In July 2012, with foundations’ support, NCJFCJ began a new project entitled “Judicially Led Responses to Eliminate School Pathways to the Juvenile Justice System.” Its goal is to support and implement our earlier resolution.
There are good examples of judicially led collaborations in this arena. Most notably, Judge Steven Teske of Clayton County, Ga., brought together the court, law enforcement, schools and others to develop alternatives to law enforcement referrals which had sky-rocketed in his county.
The result was a 70 percent drop in school referrals to juvenile court between 2003 and 2010. Serious weapons incidents on campus dropped nearly 80 percent. Most importantly, graduation rates increased by 20 percent while felony rates decreased by 51 percent. Other jurisdictions have followed this approach with success.
Here in Los Angeles, where I preside, we created a School Attendance Task Force to develop ways to encourage young people to attend school rather than punish them for not attending. Our efforts helped bring about changes in law enforcement practices, school policies and even caused the Los Angeles City Council to revise its daytime loitering ordinance to conform to a more positive approach implemented by our courts which were handling 10,000 to 20,000 citations for daytime loitering each year.
In doing so, we heard from schools, students, community activists and others. There has been a decrease in the number of these citations and most importantly from my perspective, a feeling by many members of our community that their voices can and will be heard by public officials who work for them.

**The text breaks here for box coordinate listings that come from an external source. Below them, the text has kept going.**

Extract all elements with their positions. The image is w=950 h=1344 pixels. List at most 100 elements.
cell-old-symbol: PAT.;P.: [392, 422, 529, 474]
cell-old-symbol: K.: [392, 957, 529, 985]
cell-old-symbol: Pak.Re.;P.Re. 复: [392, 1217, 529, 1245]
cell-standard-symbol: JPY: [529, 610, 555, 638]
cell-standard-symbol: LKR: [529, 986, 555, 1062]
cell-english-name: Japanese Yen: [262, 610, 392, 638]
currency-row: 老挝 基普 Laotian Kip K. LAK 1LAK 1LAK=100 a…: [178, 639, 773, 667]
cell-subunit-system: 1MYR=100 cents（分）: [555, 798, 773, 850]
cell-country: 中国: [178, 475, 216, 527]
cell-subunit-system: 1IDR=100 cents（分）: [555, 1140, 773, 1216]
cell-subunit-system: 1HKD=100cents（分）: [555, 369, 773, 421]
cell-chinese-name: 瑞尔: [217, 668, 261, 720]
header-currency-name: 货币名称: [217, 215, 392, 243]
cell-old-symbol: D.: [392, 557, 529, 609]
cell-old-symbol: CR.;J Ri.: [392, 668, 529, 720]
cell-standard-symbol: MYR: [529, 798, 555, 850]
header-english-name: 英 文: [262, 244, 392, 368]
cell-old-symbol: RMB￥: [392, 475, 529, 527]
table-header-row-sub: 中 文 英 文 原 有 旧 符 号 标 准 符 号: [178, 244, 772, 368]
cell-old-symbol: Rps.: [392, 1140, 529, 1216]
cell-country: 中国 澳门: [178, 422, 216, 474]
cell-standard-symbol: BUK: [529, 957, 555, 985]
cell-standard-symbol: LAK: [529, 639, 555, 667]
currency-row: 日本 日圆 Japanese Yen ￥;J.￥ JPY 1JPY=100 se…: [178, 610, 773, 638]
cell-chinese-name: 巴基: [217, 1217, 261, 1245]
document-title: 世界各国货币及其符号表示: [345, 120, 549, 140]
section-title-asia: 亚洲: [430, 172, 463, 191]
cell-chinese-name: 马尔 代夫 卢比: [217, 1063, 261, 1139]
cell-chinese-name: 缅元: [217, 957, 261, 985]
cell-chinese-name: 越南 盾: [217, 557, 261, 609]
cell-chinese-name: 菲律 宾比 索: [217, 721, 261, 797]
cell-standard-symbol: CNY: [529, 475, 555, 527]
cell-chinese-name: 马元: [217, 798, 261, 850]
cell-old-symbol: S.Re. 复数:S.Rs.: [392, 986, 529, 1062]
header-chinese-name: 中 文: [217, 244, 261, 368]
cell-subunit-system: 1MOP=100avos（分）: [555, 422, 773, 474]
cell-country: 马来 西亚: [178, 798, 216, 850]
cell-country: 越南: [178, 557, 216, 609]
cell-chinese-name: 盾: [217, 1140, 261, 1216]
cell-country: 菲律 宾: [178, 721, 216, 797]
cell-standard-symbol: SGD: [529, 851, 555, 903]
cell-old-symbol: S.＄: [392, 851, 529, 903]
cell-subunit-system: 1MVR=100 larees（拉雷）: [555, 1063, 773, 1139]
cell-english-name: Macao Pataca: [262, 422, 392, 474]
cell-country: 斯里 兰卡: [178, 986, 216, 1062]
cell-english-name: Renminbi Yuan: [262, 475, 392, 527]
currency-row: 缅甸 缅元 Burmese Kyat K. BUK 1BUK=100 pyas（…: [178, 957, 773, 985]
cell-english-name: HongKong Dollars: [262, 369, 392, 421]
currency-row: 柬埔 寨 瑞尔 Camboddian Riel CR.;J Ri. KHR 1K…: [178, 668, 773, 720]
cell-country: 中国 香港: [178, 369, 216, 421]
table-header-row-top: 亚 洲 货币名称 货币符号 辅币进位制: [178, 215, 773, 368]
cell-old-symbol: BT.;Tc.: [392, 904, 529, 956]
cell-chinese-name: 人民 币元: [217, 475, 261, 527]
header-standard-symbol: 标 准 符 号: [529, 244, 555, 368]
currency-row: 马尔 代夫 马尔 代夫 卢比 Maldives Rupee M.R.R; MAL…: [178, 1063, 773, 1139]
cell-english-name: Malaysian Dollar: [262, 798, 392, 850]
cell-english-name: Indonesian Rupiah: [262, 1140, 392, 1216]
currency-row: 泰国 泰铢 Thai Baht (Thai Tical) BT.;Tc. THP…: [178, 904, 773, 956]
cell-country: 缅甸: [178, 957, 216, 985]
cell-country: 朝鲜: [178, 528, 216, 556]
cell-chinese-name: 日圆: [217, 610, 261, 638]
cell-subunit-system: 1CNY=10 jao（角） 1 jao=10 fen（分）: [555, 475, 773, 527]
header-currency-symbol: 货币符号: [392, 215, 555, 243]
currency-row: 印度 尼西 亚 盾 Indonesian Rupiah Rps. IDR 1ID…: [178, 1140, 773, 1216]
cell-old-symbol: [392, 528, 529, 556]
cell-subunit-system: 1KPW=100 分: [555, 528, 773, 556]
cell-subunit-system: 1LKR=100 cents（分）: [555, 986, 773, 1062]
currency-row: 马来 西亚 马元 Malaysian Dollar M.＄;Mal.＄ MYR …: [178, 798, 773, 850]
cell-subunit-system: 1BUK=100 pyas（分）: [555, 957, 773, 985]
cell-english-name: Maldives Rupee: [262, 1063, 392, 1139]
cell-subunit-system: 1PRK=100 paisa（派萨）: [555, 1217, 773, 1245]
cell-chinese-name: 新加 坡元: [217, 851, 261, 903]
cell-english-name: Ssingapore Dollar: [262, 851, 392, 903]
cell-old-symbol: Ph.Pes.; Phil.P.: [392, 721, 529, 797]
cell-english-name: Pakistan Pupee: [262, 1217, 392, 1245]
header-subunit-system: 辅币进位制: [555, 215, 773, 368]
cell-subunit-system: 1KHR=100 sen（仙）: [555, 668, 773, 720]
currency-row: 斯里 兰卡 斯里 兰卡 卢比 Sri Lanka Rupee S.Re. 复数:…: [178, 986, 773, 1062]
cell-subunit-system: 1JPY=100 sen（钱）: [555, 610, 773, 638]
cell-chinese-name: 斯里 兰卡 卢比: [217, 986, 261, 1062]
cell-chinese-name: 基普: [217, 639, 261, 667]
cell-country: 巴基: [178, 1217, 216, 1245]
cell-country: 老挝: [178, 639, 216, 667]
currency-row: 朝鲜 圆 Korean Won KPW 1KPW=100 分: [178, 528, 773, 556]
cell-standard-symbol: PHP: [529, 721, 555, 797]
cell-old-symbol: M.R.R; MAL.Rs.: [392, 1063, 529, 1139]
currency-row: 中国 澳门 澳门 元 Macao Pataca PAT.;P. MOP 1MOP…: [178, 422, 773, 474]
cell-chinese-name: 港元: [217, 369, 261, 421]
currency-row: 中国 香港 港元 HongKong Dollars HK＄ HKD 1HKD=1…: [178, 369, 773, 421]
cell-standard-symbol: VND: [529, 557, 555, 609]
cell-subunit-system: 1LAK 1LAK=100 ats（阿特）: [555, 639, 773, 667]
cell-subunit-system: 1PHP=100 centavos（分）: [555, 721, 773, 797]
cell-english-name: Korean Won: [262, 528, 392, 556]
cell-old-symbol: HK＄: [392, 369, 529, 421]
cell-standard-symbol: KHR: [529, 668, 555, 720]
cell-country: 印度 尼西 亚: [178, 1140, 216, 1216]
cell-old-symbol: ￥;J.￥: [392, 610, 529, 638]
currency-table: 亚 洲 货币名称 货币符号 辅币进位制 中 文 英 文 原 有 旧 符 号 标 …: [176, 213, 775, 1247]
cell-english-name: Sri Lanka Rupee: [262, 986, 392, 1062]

Our local task force also passed a resolution calling for development and implementation of many of the notions espoused by NCJFCJ and put into practice by Judge Teske and others. The point here is that, instead of over utilizing our courts and law enforcement agencies in typically punitive ways, judges, working with law enforcement, schools, agencies, families and communities can help make our schools and communities safer, healthier and more productive by taking more positive approaches with our youth and their families.
It’s hard work, but it works.
Michael Nash is the Los Angeles County, California, Juvenile Court’s presiding judge and the president of the National Council of Juvenile and Family Court Judges.